Genome-wide experiments are routinely conducted to measure gene expression, DNA-protein interactions and epigenetic status. Structured metadata for these experiments is imperative for a complete understanding of experimental conditions, to enable consistent data processing and to allow retrieval, comparison, and integration of experimental results. Even though several repositories have been developed for genomics data, only a few provide annotation of samples and assays using controlled vocabularies. Moreover, many of them are tailored for a single type of technology or measurement and do not support the integration of multiple data types.

Results

We have developed eXframe - a reusable web-based framework for genomics experiments that provides 1) the ability to publish structured data compliant with accepted standards 2) support for multiple data types including microarrays and next generation sequencing 3) query, analysis and visualization integration tools (enabled by consistent processing of the raw data and annotation of samples) and is available as open-source software.
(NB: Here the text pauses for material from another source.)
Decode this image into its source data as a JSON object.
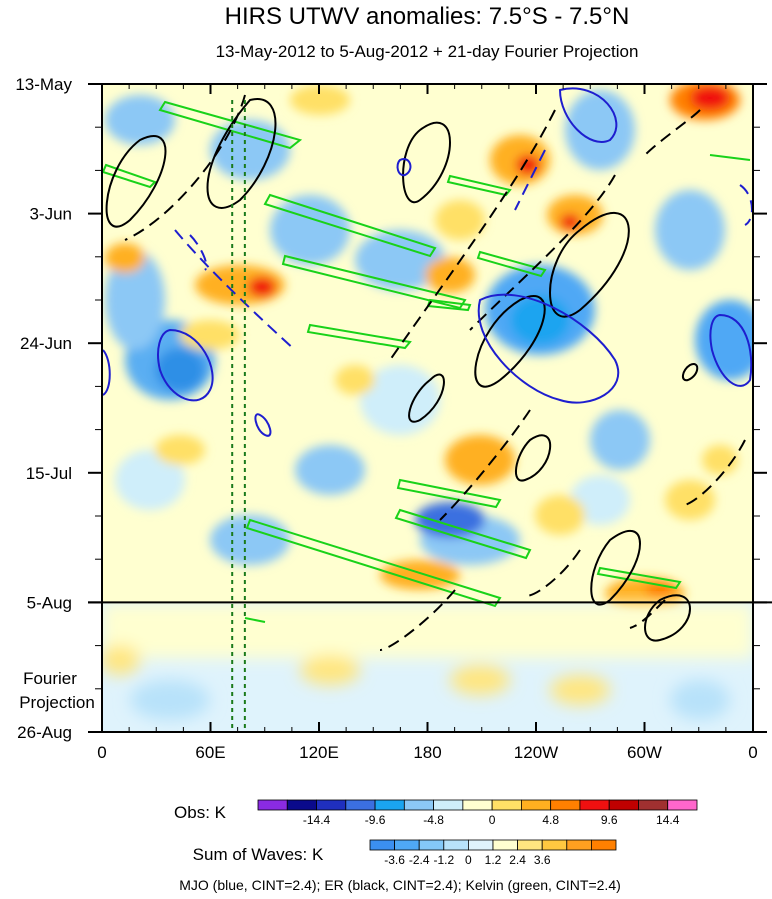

We present two case studies where this software is currently being used to build repositories of genomics experiments - one contains data from hematopoietic stem cells and another from Parkinson's disease patients.

Conclusion

The web-based framework eXframe offers structured annotation of experiments as well as uniform processing and storage of molecular data from microarray and next generation sequencing platforms. The framework allows users to query and integrate information across species, technologies, measurement types and experimental conditions. Our framework is reusable and freely modifiable - other groups or institutions can deploy their own custom web-based repositories based on this software. It is interoperable with the most important data formats in this domain. We hope that other groups will not only use eXframe, but also contribute their own useful modifications.